Amazon launches Windows.. BUT

Yesterday Amazon launched a new EC2 Version including support for Windows and SQL Server.

Unfortunately it only runs Windows 2003 Server and SQL Server 2005. Now that we are all happy about Windows 2008, the new IIS7, the new URL Rewriting features and so on.

This really is a pity. I’d really like to use Amazon EC2, but I don’t want to take two steps back in development. Once you worked with IIS7 you don’t want to switch back to the old and clumsy IIS6. Especially URL Rewriting is so nice with IIS7.

There is a thread running on the EC2 Forum, but until now noone from Amazon replied. If you’re registered there you might want to drop a reply, too: http://developer.amazonwebservices.com/connect/thread.jspa?threadID=25660.

UPDATE:

Thanks for all of your feedback. Our intention is to support the widest variety of options for our customers that we can. We are already working to support Windows 2008 in EC2, and anticipate being able to offer it publicly in the early part of next year.

6 comments ↓

#1 Jay Adair on 10.24.08 at 5:02 pm

I think that’s a bit critical 🙂 There’s no fundamental difference between the two platform pairs, at least in my experience. URL rewriting is really simple with ISAPI_Rewrite and something I’ve used a lot, and SQL Server 2008 doesn’t bring a lot to the table, apart from spacial data-types which are of interest to me, but that was never really going to be a reason to spend a lot of money upgrading.

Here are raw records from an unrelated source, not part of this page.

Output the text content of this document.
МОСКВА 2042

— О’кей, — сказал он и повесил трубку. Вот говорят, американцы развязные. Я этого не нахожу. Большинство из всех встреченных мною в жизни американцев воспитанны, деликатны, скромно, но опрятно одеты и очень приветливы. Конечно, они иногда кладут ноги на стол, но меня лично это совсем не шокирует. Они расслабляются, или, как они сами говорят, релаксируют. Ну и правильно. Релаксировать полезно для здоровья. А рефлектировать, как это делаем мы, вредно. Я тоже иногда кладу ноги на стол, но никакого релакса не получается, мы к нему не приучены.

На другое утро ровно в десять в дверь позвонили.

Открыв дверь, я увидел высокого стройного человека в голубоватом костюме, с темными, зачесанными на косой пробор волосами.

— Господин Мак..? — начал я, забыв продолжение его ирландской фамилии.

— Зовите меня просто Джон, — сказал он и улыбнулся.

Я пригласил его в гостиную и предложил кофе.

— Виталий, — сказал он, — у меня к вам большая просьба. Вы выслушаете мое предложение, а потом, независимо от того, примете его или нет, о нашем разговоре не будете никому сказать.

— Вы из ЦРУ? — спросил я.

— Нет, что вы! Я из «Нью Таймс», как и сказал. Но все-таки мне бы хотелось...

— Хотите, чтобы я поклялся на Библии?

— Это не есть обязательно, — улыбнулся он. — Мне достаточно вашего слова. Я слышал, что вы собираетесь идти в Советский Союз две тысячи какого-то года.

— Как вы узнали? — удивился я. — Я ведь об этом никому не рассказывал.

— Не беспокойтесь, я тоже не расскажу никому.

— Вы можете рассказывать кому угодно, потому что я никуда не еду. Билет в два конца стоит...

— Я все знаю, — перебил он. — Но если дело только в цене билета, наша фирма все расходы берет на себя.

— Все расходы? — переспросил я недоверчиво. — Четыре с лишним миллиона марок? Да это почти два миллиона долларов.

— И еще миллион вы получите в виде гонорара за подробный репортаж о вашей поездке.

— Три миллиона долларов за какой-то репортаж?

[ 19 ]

Still, it’s great that Amazon are doing this. I’ll have a closer look soon.

#2 benb on 10.24.08 at 10:22 pm

@Jay
No fundamental difference? You must not be seriously doing .NET applications and/ or using IIS7. It offers a LOT more than plugins like rewriting, it offers far superior performance, integrated pipeline, less broken compression and so on. Anyone that says there is not a big difference between IIS6 and 7 is severely mistaken. Try getting MVC running on IIS6 in any real way without installing 3rd party components, or taking a huge performance hit. IIS6-7 is night and day.

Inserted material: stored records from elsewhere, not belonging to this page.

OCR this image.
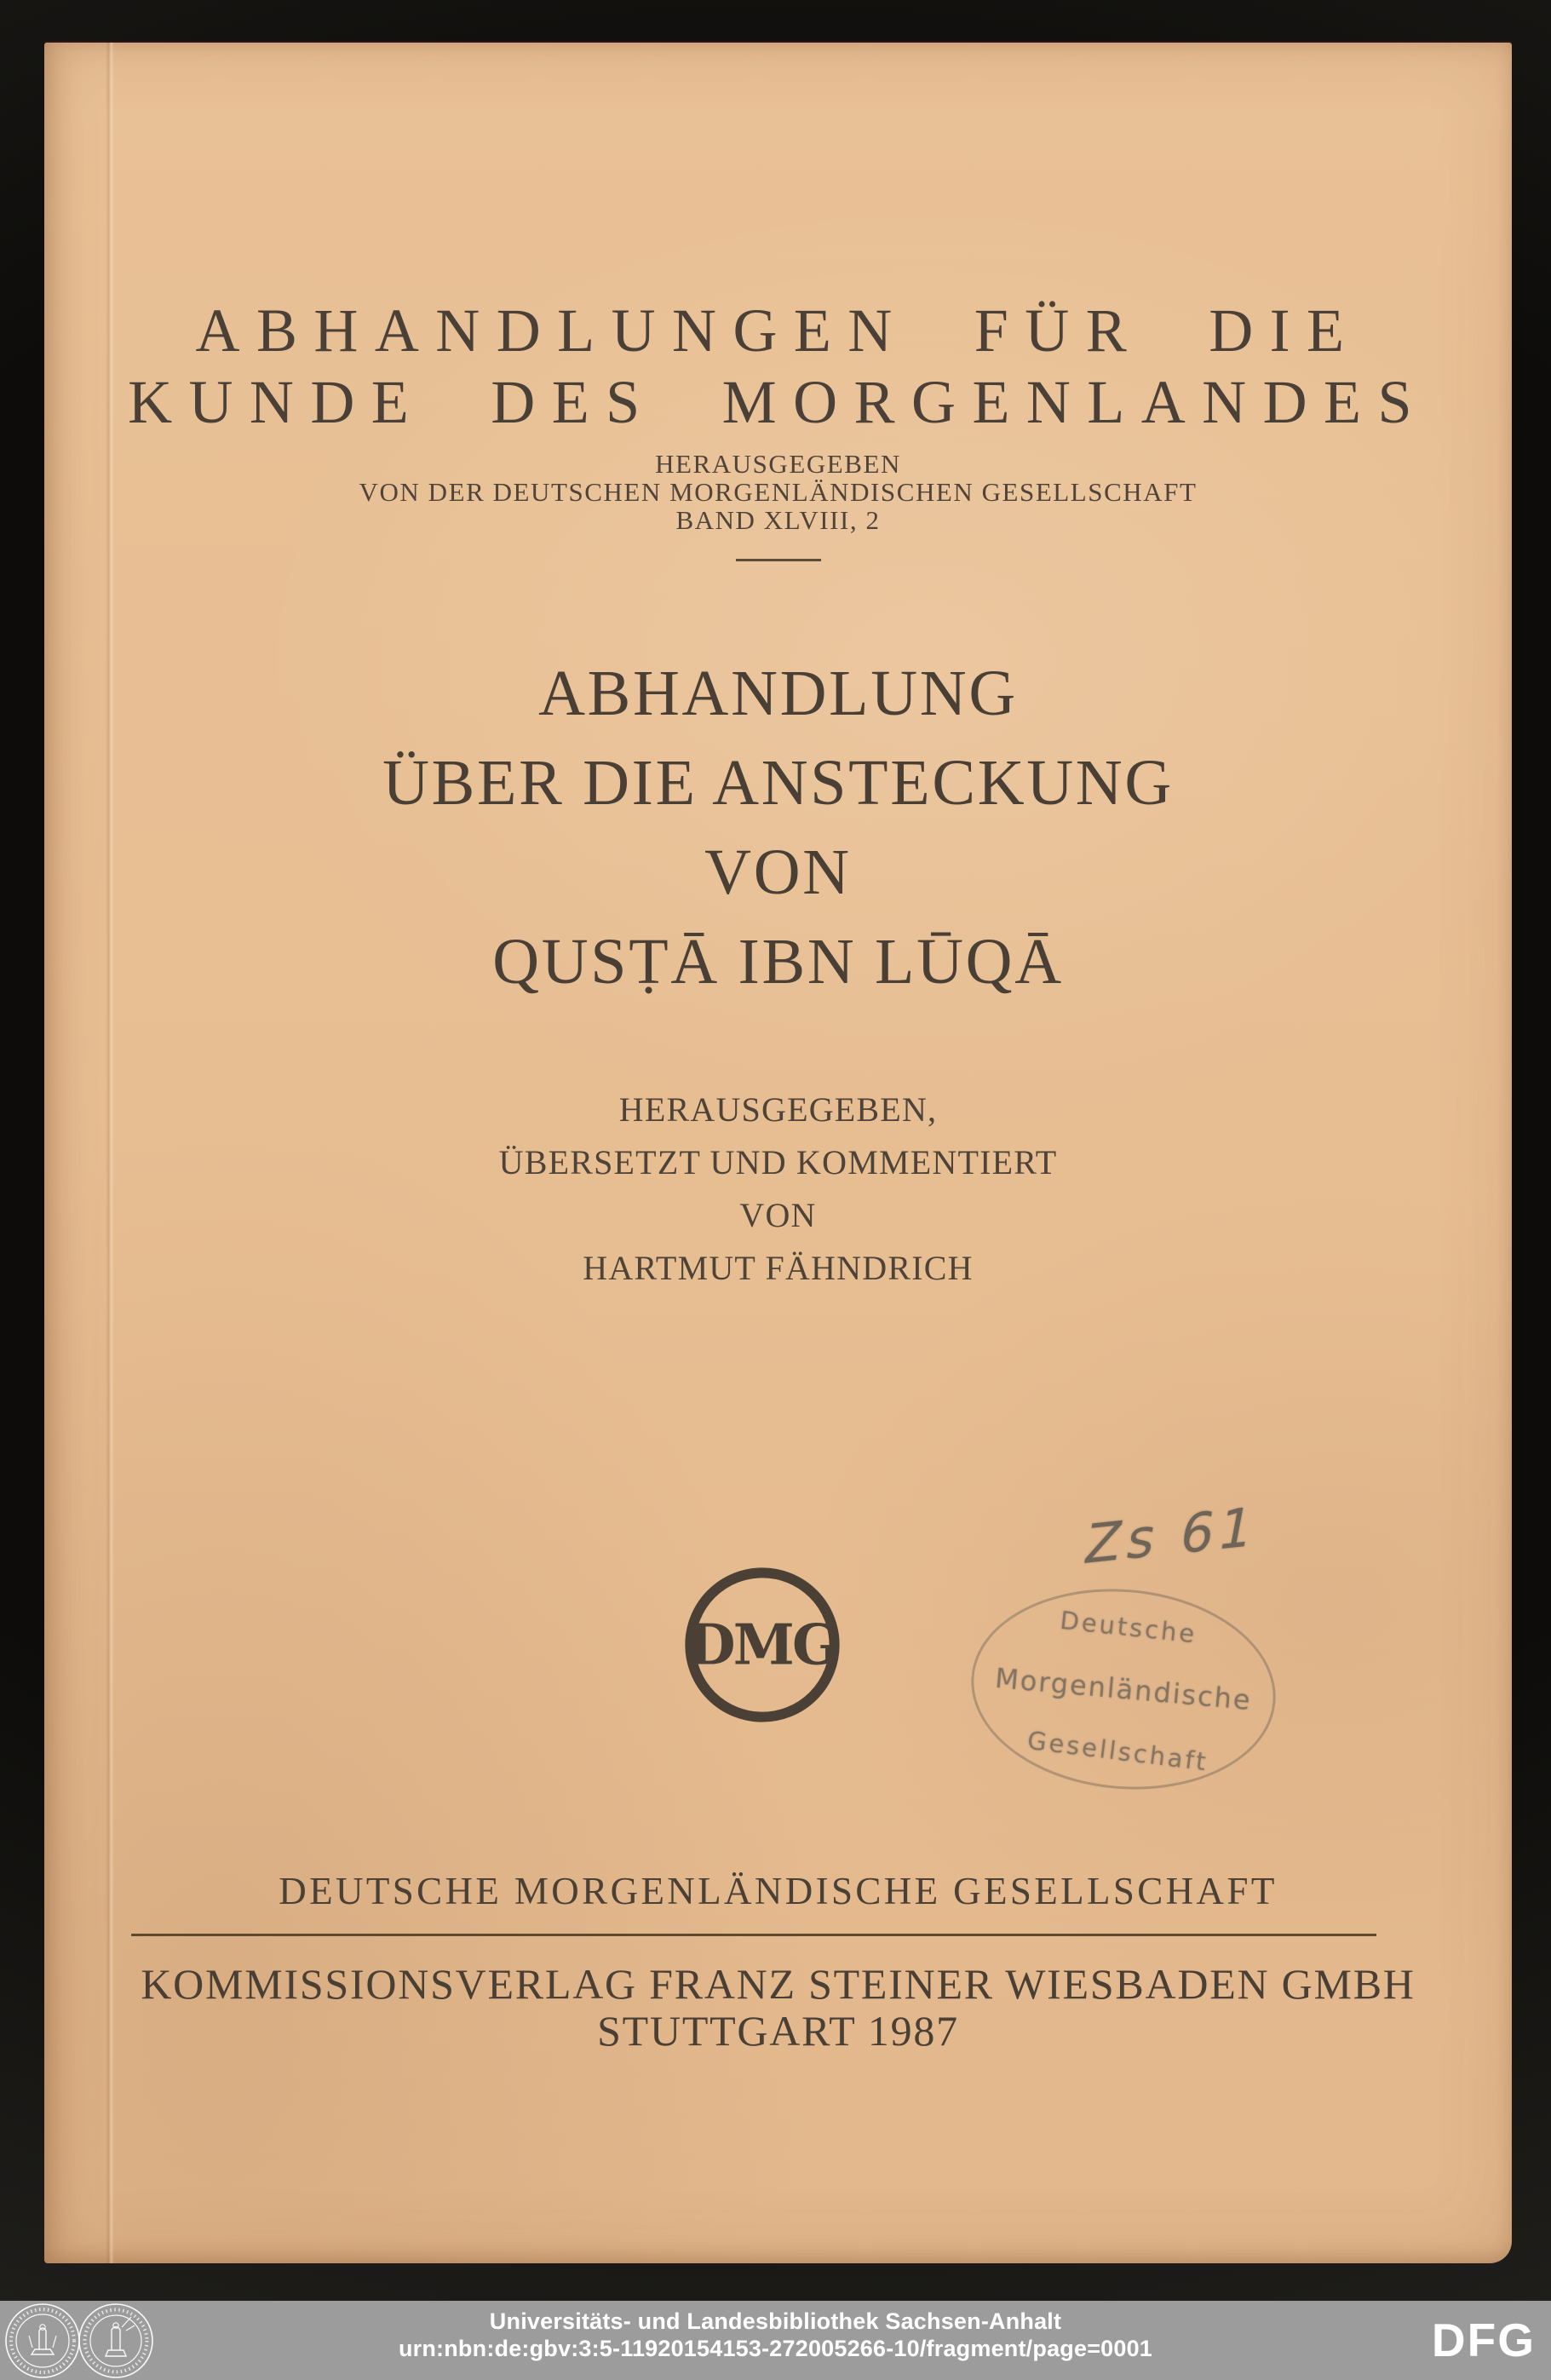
ABHANDLUNGEN FÜR DIE
KUNDE DES MORGENLANDES
HERAUSGEGEBEN
VON DER DEUTSCHEN MORGENLÄNDISCHEN GESELLSCHAFT
BAND XLVIII, 2
ABHANDLUNG
ÜBER DIE ANSTECKUNG
VON
QUSṬĀ IBN LŪQĀ
HERAUSGEGEBEN,
ÜBERSETZT UND KOMMENTIERT
VON
HARTMUT FÄHNDRICH
Zs 61
DMG	Deutsche
Morgenländische
Gesellschaft
DEUTSCHE MORGENLÄNDISCHE GESELLSCHAFT
KOMMISSIONSVERLAG FRANZ STEINER WIESBADEN GMBH
STUTTGART 1987
Universitäts- und Landesbibliothek Sachsen-Anhalt
urn:nbn:de:gbv:3:5-11920154153-272005266-10/fragment/page=0001	DFG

#3 andreas.kraus on 10.25.08 at 4:04 pm

I totally agree with benb here. Fortunately I deployed my first MVC Application directly on IIS7. My dedicated Servers are all running Windows 2008 with IIS7 already, the migration was really painless.

As said, once you worked with IIS7 and felt the difference – which is truly there – you don’t want to go back.

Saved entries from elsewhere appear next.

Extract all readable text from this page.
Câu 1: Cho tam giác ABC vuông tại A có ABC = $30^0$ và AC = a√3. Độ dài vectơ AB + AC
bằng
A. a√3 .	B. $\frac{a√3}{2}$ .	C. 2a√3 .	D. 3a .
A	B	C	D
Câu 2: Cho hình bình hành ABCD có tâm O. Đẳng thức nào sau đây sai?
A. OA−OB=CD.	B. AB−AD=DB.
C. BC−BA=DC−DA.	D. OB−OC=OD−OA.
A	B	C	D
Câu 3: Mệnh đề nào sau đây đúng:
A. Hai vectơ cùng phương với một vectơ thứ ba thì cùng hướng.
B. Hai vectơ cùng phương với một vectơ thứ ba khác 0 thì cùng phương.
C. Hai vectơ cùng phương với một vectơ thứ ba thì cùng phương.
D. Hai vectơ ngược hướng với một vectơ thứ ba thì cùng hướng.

#4 Alex on 10.26.08 at 2:13 am

I definitely agree that IIS7 is a big change in terms of how it works with .NET. I hope Amazon makes Windows 2008 available soon — I’m sure it is mostly a matter of time. Still, most apps work fine on IIS6, so I’m sure that they just wanted get that out there first. With Microsoft about to make their own big announcement about Cloud computing, I’m sure they were rushing to get this out to beat that announcement.

#5 Jay Adair on 10.26.08 at 4:40 pm

Okay, looks like I need to do some more reading 🙂

#6 uwe on 07.21.09 at 12:41 pm

We’re going to host a massive Silverlight based streaming site on EC2 and on Azure in parallel.

IIS6 will put a huge load overhead on the AWS infrastructure in comparison to IIS7 with adaptive/smooth streaming. But hey, I don’t care if Amazon needs to work harder to supply our demand. Traffic is cheap and we keep the option to switch entirely to MS. Although we don’t like the basics MS is offering.